Thailand Opens Biomass Pellets Prototype Plant

Blackwood Technology, a business specializing in renewable energy, has teamed with TTCL, an engineering, contracting, and development corporation with headquarters in Thailand. The arrangement allows TTCL to make the first-ever investment in a biomass pellets prototype facility in Thailand using Blackwood Technology’s FlashTor technology, The Nation Thailand informs.

“FlashTor technology is a unique process to produce torrefied biomass. It is a proprietary multi-stage process using a series of reactors to convert fibrous biomass feedstock into torrefied biomass. The volatiles released during the torrefaction process (torgas) are burnt in a lean gas combustor. The combustor provides the required heat for the torrefaction process and the pre-drying of the biomass. The final stage of the FlashTor system is a proprietary product cooling system,” Bioenergy Insight Magazine explains.
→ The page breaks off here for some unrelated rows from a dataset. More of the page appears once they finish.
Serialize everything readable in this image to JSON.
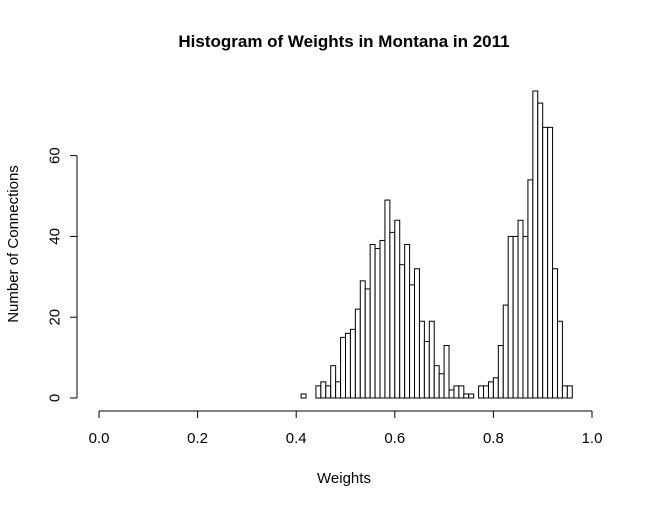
{
  "chart_data": {
    "type": "bar",
    "title": "Histogram of Weights in Montana in 2011",
    "xlabel": "Weights",
    "ylabel": "Number of Connections",
    "xlim": [
      0,
      1
    ],
    "ylim": [
      0,
      76
    ],
    "grid": false,
    "x_ticks": [
      "0.0",
      "0.2",
      "0.4",
      "0.6",
      "0.8",
      "1.0"
    ],
    "y_ticks": [
      "0",
      "20",
      "40",
      "60"
    ],
    "bin_width": 0.01,
    "bin_starts": [
      0.0,
      0.01,
      0.02,
      0.03,
      0.04,
      0.05,
      0.06,
      0.07,
      0.08,
      0.09,
      0.1,
      0.11,
      0.12,
      0.13,
      0.14,
      0.15,
      0.16,
      0.17,
      0.18,
      0.19,
      0.2,
      0.21,
      0.22,
      0.23,
      0.24,
      0.25,
      0.26,
      0.27,
      0.28,
      0.29,
      0.3,
      0.31,
      0.32,
      0.33,
      0.34,
      0.35,
      0.36,
      0.37,
      0.38,
      0.39,
      0.4,
      0.41,
      0.42,
      0.43,
      0.44,
      0.45,
      0.46,
      0.47,
      0.48,
      0.49,
      0.5,
      0.51,
      0.52,
      0.53,
      0.54,
      0.55,
      0.56,
      0.57,
      0.58,
      0.59,
      0.6,
      0.61,
      0.62,
      0.63,
      0.64,
      0.65,
      0.66,
      0.67,
      0.68,
      0.69,
      0.7,
      0.71,
      0.72,
      0.73,
      0.74,
      0.75,
      0.76,
      0.77,
      0.78,
      0.79,
      0.8,
      0.81,
      0.82,
      0.83,
      0.84,
      0.85,
      0.86,
      0.87,
      0.88,
      0.89,
      0.9,
      0.91,
      0.92,
      0.93,
      0.94,
      0.95,
      0.96,
      0.97,
      0.98,
      0.99
    ],
    "values": [
      0,
      0,
      0,
      0,
      0,
      0,
      0,
      0,
      0,
      0,
      0,
      0,
      0,
      0,
      0,
      0,
      0,
      0,
      0,
      0,
      0,
      0,
      0,
      0,
      0,
      0,
      0,
      0,
      0,
      0,
      0,
      0,
      0,
      0,
      0,
      0,
      0,
      0,
      0,
      0,
      0,
      1,
      0,
      0,
      3,
      4,
      3,
      8,
      4,
      15,
      16,
      17,
      22,
      29,
      27,
      38,
      37,
      39,
      49,
      41,
      44,
      33,
      38,
      28,
      32,
      19,
      14,
      19,
      8,
      6,
      13,
      2,
      3,
      3,
      1,
      1,
      0,
      3,
      3,
      4,
      5,
      13,
      23,
      40,
      40,
      44,
      40,
      54,
      76,
      73,
      67,
      67,
      32,
      19,
      3,
      3,
      0,
      0,
      0,
      0
    ]
  }
}
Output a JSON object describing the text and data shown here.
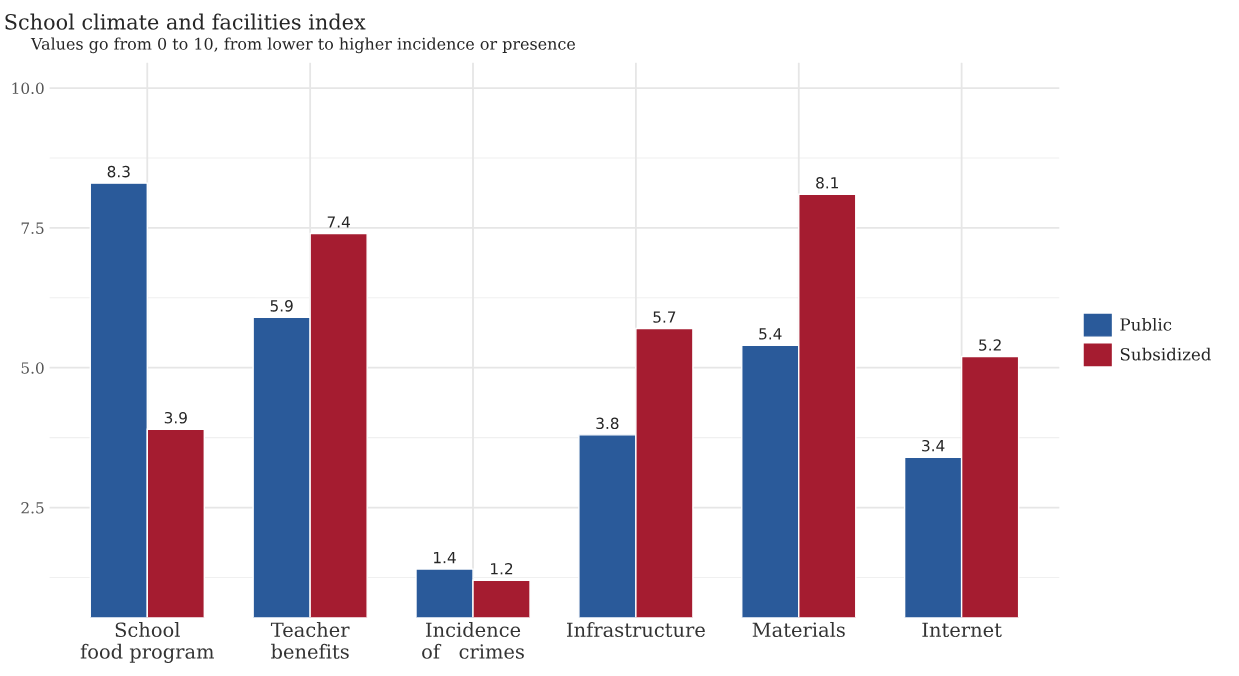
{
  "chart_data": {
    "type": "bar",
    "title": "School climate and facilities index",
    "subtitle": "Values go from 0 to 10, from lower to higher incidence or presence",
    "categories": [
      "School\nfood program",
      "Teacher\nbenefits",
      "Incidence\nof   crimes",
      "Infrastructure",
      "Materials",
      "Internet"
    ],
    "series": [
      {
        "name": "Public",
        "color": "#2a5a9a",
        "values": [
          8.3,
          5.9,
          1.4,
          3.8,
          5.4,
          3.4
        ]
      },
      {
        "name": "Subsidized",
        "color": "#a51c30",
        "values": [
          3.9,
          7.4,
          1.2,
          5.7,
          8.1,
          5.2
        ]
      }
    ],
    "ylim": [
      0.54,
      10.45
    ],
    "yticks": [
      {
        "value": 2.5,
        "label": "2.5"
      },
      {
        "value": 5.0,
        "label": "5.0"
      },
      {
        "value": 7.5,
        "label": "7.5"
      },
      {
        "value": 10.0,
        "label": "10.0"
      }
    ],
    "data_labels": true,
    "grid": true,
    "legend": "right"
  }
}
To increase the production and caliber of biomass fuel pellets in Thailand, a prototype plant was created. By promoting the development of renewable energy from agricultural waste, it hopes to raise the quality of biomass pellets made in Thailand.
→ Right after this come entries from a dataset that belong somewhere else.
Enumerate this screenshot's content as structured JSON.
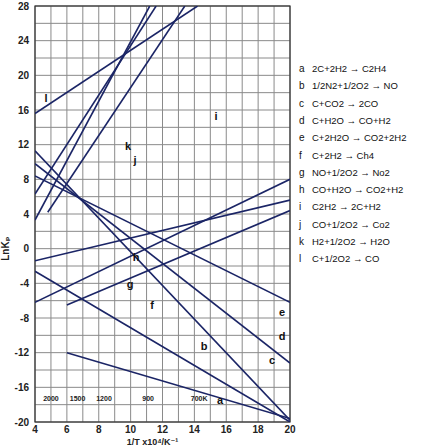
{
  "chart_data": {
    "type": "line",
    "x_label": "1/T x10⁴/K⁻¹",
    "y_label": "LnKₚ",
    "xlim": [
      4,
      20
    ],
    "ylim": [
      -20,
      28
    ],
    "xticks": [
      4,
      6,
      8,
      10,
      12,
      14,
      16,
      18,
      20
    ],
    "yticks": [
      -20,
      -16,
      -12,
      -8,
      -4,
      0,
      4,
      8,
      12,
      16,
      20,
      24,
      28
    ],
    "grid": true,
    "legend": "right",
    "color": "#1b2566",
    "temperature_labels": [
      {
        "value": 5,
        "label": "2000"
      },
      {
        "value": 6.67,
        "label": "1500"
      },
      {
        "value": 8.33,
        "label": "1200"
      },
      {
        "value": 11.1,
        "label": "900"
      },
      {
        "value": 14.3,
        "label": "700K"
      }
    ],
    "series": [
      {
        "name": "a",
        "reaction": "2C+2H2 → C2H4",
        "x": [
          6,
          20
        ],
        "values": [
          -12,
          -19.6
        ]
      },
      {
        "name": "b",
        "reaction": "1/2N2+1/2O2 → NO",
        "x": [
          4,
          20
        ],
        "values": [
          -2.6,
          -20
        ]
      },
      {
        "name": "c",
        "reaction": "C+CO2 → 2CO",
        "x": [
          4,
          20
        ],
        "values": [
          11.3,
          -19.8
        ]
      },
      {
        "name": "d",
        "reaction": "C+H2O → CO+H2",
        "x": [
          4,
          20
        ],
        "values": [
          9.8,
          -13.2
        ]
      },
      {
        "name": "e",
        "reaction": "C+2H2O → CO2+2H2",
        "x": [
          4,
          20
        ],
        "values": [
          8.4,
          -6.2
        ]
      },
      {
        "name": "f",
        "reaction": "C+2H2 → Ch4",
        "x": [
          4,
          20
        ],
        "values": [
          -6.2,
          8
        ]
      },
      {
        "name": "g",
        "reaction": "NO+1/2O2 → No2",
        "x": [
          6,
          20
        ],
        "values": [
          -6.5,
          4.4
        ]
      },
      {
        "name": "h",
        "reaction": "CO+H2O → CO2+H2",
        "x": [
          4,
          20
        ],
        "values": [
          -1.4,
          5.6
        ]
      },
      {
        "name": "i",
        "reaction": "C2H2 → 2C+H2",
        "x": [
          4.8,
          13.4
        ],
        "values": [
          4.2,
          28
        ]
      },
      {
        "name": "j",
        "reaction": "CO+1/2O2 → Co2",
        "x": [
          4,
          11.2
        ],
        "values": [
          3.3,
          28
        ]
      },
      {
        "name": "k",
        "reaction": "H2+1/2O2 → H2O",
        "x": [
          4,
          11.6
        ],
        "values": [
          6.3,
          28
        ]
      },
      {
        "name": "l",
        "reaction": "C+1/2O2 → CO",
        "x": [
          4,
          14.2
        ],
        "values": [
          15.6,
          28
        ]
      }
    ]
  }
}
In August, the biomass pellet prototype plant featuring FlashTor innovation held its inauguration ceremony under the direction of Nishida Kazuya, the Japanese ambassador to Thailand.
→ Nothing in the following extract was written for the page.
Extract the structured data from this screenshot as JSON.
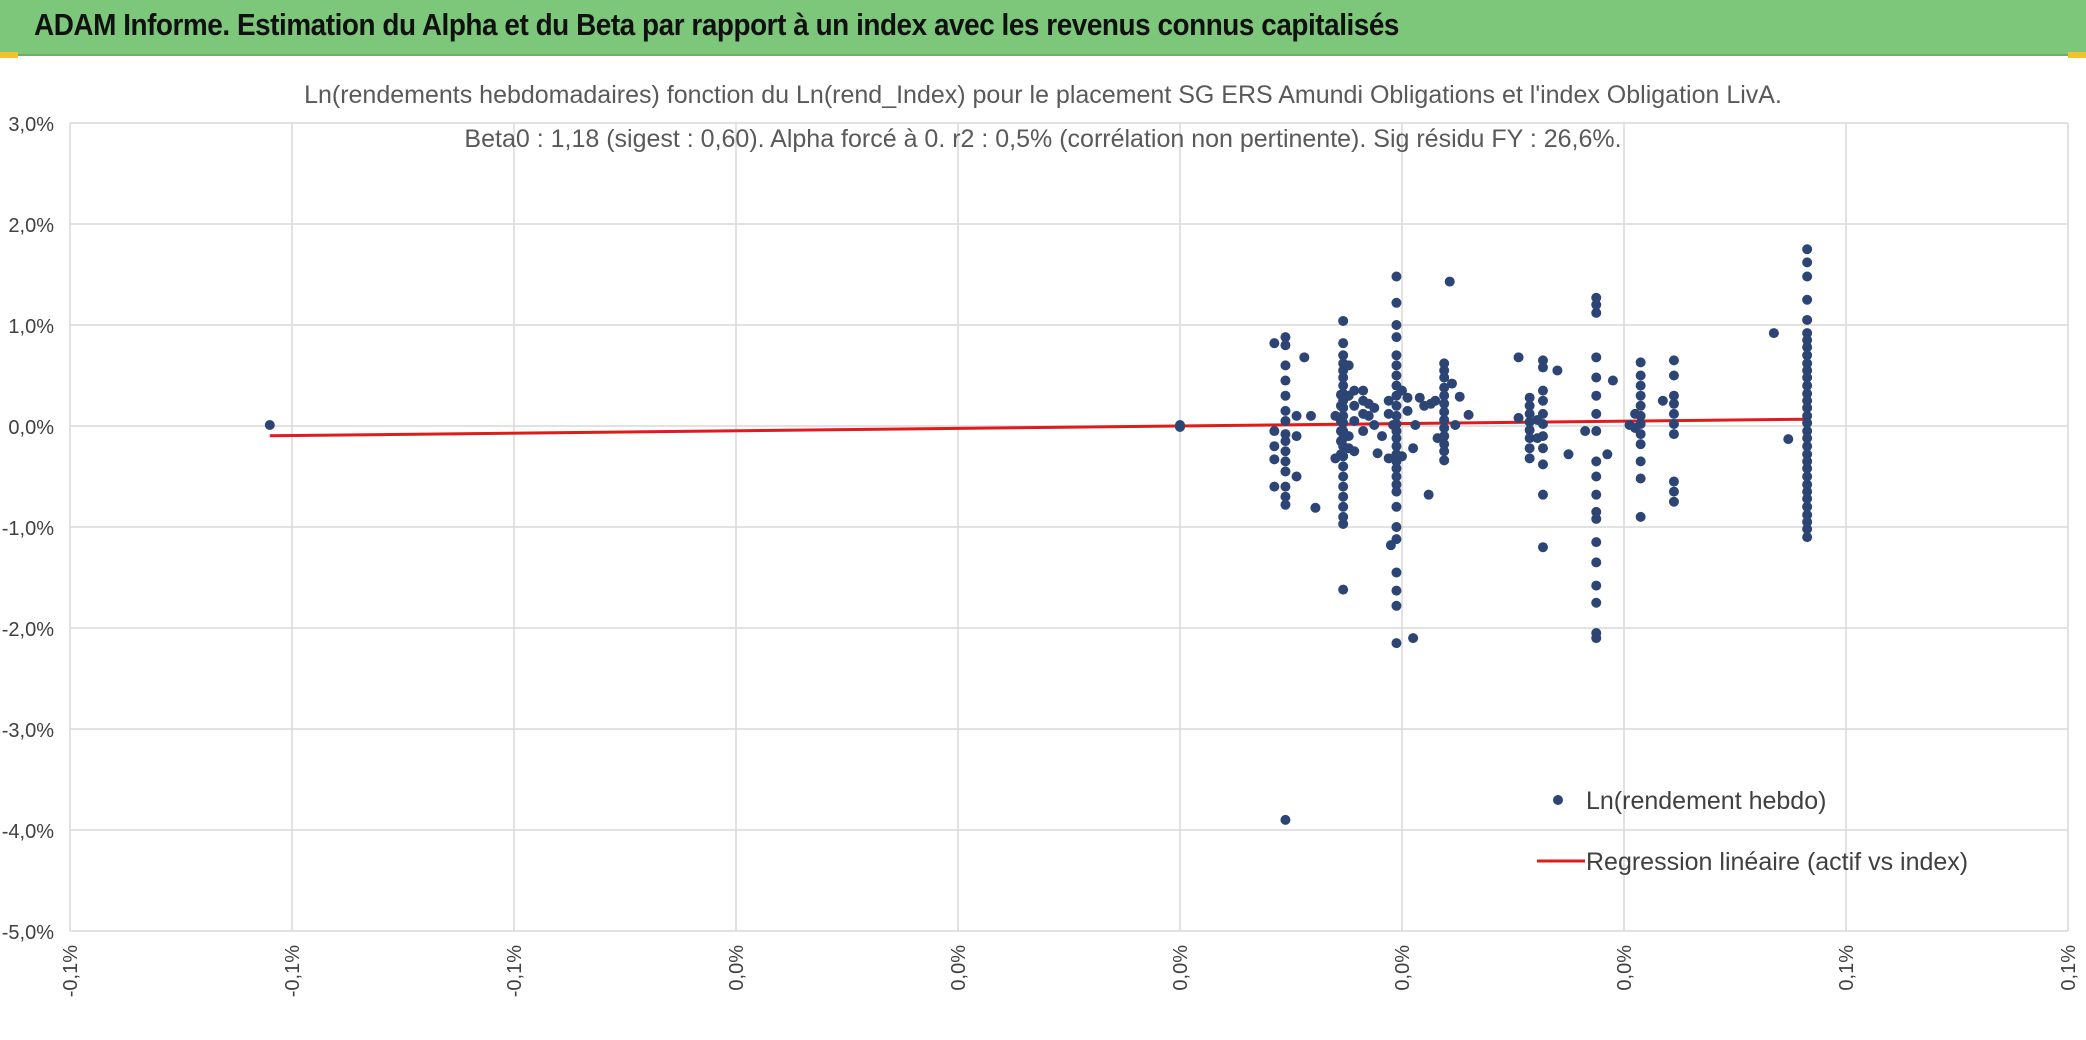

The ambassador was welcomed by Hironobu Iriya, CEO and president of TTCL, and Maarten Herrebrugh, CEO of Blackwood Technology. Also present were officials from the ministries of energy and natural resources and the environment, as well as partner organizations and groups of customers.

Using the proprietary FlashTor torrefaction process, this prototype plant was created to manufacture and improve the quality of biomass pellet fuels in Thailand.

The modern innovation will enhance the competitiveness of the Thai business sector by promoting green manufacturing and low-carbon commodities while lowering the usage of coal and other fossil fuels.